To compare the steroid-induced intraocular pressure (IOP) and other ocular adverse effects of loteprednol etabonate 0.5% and tobramycin 0.3% ophthalmic suspension with those of dexamethasone 0.1% and tobramycin 0.3% ophthalmic suspension.
Three hundred six healthy volunteers received either loteprednol etabonate/tobramycin (n = 156) or dexamethasone/tobramycin (n = 150) at 4-hour intervals 4 times a day in both eyes for 28 days in this randomized, double-masked, multicenter, parallel-group trial. IOP, visual acuity (VA), and ocular health were assessed at all study visits (days 1, 3, 8, 15, 22, and 29), whereas undilated direct ophthalmoscopy was completed at the baseline and final visits. Adverse events (AEs) were assessed at all follow-up visits.

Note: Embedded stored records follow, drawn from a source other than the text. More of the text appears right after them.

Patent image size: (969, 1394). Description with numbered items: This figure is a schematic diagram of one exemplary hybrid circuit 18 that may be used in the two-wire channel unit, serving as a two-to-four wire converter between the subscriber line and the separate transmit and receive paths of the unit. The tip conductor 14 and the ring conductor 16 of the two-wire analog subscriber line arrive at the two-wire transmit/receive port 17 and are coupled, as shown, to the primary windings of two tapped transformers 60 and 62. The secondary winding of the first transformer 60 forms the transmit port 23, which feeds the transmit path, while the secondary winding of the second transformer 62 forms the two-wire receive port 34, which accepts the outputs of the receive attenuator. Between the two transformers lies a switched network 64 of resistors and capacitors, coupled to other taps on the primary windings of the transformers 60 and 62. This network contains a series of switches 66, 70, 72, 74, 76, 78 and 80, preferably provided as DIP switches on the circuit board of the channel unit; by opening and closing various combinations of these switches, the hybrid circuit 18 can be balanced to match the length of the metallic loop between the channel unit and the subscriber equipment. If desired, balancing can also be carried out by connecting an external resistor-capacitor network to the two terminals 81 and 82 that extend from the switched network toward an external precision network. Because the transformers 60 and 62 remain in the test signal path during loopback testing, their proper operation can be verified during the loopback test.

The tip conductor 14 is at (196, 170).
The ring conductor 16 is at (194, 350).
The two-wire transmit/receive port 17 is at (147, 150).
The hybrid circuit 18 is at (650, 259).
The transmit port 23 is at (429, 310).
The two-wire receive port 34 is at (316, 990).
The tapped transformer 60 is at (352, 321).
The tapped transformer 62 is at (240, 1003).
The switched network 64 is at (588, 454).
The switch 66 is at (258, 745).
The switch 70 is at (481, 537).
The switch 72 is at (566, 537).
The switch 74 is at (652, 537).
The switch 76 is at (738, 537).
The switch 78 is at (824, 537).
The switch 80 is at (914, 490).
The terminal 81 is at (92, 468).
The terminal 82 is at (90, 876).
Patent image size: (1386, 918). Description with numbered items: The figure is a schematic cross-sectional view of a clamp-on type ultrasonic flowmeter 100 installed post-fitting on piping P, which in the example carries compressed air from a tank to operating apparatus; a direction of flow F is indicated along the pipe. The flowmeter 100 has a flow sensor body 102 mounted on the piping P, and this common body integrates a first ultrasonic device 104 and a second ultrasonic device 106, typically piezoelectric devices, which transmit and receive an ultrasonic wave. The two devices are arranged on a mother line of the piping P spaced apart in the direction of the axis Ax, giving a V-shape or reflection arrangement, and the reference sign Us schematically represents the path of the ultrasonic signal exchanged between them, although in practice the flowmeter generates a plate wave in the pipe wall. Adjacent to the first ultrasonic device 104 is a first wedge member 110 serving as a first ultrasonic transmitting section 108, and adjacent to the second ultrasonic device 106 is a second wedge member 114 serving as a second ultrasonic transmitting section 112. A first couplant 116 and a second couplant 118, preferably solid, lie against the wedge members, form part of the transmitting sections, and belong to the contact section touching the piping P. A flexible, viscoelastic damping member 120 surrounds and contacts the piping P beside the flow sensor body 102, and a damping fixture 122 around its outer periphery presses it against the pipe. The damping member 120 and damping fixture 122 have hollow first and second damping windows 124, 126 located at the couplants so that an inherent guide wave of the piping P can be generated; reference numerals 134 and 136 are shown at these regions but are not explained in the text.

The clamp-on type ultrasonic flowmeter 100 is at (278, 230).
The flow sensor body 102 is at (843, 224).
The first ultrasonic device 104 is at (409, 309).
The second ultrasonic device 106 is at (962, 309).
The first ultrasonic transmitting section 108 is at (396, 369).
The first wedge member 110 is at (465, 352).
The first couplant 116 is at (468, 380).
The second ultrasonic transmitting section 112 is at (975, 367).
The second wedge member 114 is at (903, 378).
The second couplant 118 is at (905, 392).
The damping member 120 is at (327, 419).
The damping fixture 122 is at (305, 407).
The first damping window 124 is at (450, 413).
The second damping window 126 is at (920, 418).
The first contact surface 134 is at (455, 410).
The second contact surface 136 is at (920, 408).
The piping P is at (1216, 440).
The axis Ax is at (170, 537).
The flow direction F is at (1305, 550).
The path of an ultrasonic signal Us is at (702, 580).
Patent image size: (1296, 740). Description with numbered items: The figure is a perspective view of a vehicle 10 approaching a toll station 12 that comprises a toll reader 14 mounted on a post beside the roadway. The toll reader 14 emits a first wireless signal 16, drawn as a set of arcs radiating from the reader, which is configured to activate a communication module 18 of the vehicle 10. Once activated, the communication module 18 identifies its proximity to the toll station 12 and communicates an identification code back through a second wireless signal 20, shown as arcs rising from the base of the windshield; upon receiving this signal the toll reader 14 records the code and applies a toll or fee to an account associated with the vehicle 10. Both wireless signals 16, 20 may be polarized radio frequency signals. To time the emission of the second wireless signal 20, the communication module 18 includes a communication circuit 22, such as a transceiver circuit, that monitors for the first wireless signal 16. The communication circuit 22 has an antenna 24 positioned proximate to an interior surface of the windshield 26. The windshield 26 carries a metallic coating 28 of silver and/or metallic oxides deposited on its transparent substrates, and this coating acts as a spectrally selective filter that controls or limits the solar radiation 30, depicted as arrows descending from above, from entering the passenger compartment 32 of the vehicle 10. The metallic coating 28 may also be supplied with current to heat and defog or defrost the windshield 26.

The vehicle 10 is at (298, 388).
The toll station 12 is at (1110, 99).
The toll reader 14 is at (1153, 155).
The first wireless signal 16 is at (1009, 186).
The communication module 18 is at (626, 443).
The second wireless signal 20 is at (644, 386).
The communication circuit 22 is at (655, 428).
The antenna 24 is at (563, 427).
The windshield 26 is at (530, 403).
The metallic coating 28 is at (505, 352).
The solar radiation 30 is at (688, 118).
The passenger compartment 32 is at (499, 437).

The number of subjects experiencing IOP increases of ≥10 mm Hg from baseline at any study visit for the loteprednol etabonate/tobramycin group (3 subjects, 1.95%) was significantly lower than that for the dexamethasone/tobramycin group (11 subjects, 7.48%; P = 0.0280), as were mean changes from baseline IOP (P < 0.05 at all visits). The lowest VA recorded for any subject at any visit was 20/40 and reductions of ≥2 lines at any visit were observed in 14 (4.55%) eyes for loteprednol etabonate/tobramycin and in 23 (7.82%) eyes for dexamethasone/tobramycin (P = 0.1257). Both treatments were well tolerated.
Loteprednol/tobramycin was significantly less likely to produce elevations in IOP than was dexamethasone/tobramycin in healthy subjects treated for 28 days. Both loteprednol etabonate/tobramycin and dexamethasone/tobramycin were well tolerated with low risks for systemic AEs and ocular AEs other than elevation in IOP for dexamethasone/tobramycin.